As Tor fobids file-sharing usages, the way to go at the moment is to deactivate WebRTC for peertube sites at the browser level. In the future it will be to use the soon-to-be-developped opt-out of WebTorrent from within the PeerTube interface.

Note that the Tor Browser disables WebRTC, so by just using it you are compliant with Tor's ToS and only using PeerTube's HTTP fallback!

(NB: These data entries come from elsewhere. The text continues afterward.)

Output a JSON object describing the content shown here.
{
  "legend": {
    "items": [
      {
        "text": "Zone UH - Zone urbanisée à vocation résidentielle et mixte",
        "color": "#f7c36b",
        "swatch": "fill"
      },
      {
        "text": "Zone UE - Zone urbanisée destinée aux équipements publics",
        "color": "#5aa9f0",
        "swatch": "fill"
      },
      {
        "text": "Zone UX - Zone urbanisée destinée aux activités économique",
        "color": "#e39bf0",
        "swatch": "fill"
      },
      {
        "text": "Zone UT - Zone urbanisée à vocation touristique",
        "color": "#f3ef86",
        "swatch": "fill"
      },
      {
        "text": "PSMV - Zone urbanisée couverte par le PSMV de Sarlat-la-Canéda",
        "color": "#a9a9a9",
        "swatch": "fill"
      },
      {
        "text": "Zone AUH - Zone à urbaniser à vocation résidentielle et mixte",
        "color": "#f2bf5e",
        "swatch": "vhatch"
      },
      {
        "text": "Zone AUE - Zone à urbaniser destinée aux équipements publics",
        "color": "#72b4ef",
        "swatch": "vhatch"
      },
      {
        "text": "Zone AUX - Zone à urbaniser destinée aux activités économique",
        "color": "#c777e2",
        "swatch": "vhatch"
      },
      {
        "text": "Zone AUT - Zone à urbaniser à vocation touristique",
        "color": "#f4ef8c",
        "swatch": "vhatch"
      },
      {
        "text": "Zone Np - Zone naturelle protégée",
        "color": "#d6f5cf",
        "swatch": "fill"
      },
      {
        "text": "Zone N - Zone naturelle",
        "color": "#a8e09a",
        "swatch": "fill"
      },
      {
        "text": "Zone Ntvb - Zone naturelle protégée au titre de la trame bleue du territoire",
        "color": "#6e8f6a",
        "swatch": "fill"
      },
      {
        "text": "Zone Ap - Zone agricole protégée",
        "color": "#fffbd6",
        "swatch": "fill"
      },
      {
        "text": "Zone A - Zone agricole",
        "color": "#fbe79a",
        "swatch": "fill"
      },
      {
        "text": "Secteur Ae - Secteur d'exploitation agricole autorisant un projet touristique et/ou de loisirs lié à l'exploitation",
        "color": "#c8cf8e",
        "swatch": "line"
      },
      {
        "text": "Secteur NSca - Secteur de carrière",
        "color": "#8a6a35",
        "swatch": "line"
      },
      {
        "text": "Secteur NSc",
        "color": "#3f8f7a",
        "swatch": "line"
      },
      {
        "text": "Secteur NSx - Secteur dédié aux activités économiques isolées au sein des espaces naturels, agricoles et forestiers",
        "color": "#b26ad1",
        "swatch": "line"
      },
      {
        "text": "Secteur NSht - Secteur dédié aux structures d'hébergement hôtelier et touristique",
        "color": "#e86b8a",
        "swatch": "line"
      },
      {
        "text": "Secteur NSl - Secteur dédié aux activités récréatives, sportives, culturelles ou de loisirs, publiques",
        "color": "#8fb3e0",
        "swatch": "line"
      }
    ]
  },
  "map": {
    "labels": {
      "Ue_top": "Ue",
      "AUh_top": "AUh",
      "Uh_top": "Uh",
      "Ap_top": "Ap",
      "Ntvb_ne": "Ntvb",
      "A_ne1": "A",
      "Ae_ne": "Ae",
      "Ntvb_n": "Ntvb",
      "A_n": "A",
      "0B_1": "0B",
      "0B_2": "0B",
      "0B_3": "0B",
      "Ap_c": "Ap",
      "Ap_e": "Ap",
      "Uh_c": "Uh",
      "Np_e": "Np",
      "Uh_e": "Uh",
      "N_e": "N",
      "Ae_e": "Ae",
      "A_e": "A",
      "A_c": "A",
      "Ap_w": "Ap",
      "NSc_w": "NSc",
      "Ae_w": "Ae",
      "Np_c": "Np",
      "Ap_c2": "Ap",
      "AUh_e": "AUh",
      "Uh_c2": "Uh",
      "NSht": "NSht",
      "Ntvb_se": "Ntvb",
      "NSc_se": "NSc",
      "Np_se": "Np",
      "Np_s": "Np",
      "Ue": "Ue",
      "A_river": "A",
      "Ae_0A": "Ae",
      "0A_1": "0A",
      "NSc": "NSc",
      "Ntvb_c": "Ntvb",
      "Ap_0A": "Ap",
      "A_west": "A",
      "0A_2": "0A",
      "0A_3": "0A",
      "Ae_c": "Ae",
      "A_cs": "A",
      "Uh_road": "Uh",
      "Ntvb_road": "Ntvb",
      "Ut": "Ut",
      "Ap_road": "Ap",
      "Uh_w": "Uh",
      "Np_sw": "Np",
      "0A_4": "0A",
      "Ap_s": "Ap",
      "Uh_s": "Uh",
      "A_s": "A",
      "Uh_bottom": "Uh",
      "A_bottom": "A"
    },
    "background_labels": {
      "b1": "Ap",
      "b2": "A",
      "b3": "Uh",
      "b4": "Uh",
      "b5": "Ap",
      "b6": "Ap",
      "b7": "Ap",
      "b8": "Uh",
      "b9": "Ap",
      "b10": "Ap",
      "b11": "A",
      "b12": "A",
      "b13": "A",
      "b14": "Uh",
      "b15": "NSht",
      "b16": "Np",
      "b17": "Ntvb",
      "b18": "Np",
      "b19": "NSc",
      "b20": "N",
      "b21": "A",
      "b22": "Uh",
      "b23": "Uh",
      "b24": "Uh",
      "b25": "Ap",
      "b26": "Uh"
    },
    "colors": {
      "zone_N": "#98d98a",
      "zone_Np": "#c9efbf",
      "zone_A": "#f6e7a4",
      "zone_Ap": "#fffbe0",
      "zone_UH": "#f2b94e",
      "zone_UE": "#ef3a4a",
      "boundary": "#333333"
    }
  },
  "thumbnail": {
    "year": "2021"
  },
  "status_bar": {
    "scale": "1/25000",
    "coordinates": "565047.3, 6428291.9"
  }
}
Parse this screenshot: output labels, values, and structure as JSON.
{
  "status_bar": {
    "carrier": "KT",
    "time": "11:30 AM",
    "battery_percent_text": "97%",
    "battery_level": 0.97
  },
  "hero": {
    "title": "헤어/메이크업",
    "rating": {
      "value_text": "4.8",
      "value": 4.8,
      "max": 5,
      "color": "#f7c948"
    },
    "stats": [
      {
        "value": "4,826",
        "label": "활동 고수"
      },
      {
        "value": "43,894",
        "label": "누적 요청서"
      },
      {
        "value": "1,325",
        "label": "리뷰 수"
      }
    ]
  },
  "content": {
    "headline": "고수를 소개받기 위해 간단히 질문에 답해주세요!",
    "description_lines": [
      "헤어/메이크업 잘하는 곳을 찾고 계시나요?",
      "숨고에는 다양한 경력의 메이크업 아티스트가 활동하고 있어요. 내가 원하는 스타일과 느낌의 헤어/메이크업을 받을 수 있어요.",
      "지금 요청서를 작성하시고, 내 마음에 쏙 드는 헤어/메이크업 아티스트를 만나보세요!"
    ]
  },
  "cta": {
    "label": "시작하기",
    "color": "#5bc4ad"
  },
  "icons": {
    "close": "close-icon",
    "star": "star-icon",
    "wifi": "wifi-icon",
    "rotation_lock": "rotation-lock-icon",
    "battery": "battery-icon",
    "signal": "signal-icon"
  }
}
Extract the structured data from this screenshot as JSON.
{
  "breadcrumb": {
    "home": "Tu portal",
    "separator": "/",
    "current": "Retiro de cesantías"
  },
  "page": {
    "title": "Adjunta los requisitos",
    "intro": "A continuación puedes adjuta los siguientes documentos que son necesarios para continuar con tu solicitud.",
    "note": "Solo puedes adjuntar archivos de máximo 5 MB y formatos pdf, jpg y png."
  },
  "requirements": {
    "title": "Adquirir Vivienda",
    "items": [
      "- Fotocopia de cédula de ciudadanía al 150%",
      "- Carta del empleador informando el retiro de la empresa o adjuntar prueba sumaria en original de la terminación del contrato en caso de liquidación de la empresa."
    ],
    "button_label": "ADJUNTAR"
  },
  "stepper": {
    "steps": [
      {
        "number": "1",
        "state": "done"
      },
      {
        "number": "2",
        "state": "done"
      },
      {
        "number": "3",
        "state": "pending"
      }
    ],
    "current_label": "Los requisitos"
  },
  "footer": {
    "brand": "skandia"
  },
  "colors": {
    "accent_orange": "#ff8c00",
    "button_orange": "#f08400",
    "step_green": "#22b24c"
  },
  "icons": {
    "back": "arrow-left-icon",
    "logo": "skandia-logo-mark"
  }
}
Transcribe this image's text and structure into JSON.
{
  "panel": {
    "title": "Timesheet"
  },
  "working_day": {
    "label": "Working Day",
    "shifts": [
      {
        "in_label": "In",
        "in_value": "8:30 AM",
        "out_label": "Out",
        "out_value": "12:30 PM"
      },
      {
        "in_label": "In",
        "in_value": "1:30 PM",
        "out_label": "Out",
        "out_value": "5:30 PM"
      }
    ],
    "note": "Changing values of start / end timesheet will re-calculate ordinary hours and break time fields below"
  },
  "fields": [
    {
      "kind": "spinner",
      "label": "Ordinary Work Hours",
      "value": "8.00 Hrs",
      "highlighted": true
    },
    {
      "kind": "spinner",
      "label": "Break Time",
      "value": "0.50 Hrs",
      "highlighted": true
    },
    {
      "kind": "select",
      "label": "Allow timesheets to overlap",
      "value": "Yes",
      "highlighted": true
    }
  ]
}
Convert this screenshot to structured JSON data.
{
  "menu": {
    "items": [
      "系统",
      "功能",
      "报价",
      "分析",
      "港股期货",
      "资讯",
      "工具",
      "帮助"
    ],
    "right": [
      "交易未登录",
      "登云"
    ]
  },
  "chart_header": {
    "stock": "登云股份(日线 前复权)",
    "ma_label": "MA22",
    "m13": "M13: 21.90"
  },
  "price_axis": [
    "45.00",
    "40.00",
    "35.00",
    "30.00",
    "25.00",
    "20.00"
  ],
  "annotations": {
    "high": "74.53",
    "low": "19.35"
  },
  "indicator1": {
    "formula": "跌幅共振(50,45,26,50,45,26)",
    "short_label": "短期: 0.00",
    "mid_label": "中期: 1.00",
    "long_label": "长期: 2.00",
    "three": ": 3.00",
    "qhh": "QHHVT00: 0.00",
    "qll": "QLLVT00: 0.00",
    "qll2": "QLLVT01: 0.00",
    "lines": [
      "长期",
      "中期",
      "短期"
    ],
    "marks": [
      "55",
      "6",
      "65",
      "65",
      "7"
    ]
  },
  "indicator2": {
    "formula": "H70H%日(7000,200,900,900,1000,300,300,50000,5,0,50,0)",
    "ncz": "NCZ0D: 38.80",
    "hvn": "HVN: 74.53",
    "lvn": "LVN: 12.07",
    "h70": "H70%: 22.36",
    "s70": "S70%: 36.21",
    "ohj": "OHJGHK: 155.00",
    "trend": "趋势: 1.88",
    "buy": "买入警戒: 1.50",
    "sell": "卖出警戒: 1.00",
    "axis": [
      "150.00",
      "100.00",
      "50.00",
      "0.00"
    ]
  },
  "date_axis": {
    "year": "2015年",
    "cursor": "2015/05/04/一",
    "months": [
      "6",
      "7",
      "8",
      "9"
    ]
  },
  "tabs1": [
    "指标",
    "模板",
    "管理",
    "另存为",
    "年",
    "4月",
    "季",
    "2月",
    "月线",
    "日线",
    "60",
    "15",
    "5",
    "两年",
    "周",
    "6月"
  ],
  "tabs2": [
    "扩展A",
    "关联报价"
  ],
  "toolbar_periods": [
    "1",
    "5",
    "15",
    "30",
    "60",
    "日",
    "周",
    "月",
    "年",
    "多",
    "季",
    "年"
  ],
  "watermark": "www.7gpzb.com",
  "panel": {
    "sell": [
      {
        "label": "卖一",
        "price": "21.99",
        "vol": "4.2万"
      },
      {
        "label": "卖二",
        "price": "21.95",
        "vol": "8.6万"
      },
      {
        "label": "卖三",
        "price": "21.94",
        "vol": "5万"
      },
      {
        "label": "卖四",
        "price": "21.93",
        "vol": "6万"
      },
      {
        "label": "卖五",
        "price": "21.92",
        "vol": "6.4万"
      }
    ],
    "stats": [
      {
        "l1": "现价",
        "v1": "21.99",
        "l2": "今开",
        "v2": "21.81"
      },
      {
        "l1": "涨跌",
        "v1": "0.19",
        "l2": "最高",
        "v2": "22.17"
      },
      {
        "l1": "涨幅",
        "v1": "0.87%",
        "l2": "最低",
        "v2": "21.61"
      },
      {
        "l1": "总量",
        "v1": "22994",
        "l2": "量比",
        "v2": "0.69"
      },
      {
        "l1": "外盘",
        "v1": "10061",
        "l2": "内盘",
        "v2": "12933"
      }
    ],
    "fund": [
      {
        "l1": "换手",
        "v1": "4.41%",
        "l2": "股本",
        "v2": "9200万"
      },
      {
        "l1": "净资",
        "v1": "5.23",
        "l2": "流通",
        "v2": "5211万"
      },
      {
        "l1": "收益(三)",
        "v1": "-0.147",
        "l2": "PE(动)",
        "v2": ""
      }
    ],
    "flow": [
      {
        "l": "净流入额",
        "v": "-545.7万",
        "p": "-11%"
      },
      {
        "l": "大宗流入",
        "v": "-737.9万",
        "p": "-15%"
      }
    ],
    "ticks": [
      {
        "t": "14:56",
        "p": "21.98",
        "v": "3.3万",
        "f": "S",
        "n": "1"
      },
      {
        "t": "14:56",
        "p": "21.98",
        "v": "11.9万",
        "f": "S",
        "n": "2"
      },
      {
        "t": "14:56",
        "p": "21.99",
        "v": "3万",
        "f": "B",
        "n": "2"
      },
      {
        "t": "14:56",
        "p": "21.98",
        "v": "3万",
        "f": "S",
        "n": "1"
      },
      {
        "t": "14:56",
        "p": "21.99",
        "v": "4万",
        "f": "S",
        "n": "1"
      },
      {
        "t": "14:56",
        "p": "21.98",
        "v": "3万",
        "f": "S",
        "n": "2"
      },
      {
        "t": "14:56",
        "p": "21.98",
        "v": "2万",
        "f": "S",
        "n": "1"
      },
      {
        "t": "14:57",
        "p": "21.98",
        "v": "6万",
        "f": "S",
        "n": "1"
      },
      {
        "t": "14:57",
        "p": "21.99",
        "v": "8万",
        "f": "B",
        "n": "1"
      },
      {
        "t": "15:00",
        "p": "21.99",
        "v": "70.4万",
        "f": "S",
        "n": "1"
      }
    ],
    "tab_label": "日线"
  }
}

I am specifically interested in this last sentence:

Note that the Tor Browser disables WebRTC, so by just using it you are compliant with Tor's ToS and only using PeerTube's HTTP fallback!`

I am neither a tor expert nor a p2p expert. But what I understand by this is I can expect users to visit my peertube instance on clearnet, using the Tor browser and be secure (meaning the security/anonymity benefits of Tor) . I would expect their security wouldn't be compromised if they accessed the same instance via an onion service. Do you think this assumption is correct?

Edit: fixed formatting.

[rigelk]

Hi @gstop,

Yes, my comment still stands, and Tor Browser is preserving your users' privacy even here.

[gtsop]

Yes, my comment still stands, and Tor Browser is preserving your users' privacy even here.

@rigelk So doesn't that answer the OP's main question re using Tor and BitTorrent? It looks like the answer is "It's fine because Tor Browser won't use WebRTC and will fallback to standard http"

So what remains to be done for the purpose of this ticket is probably getting some documentation on the topic?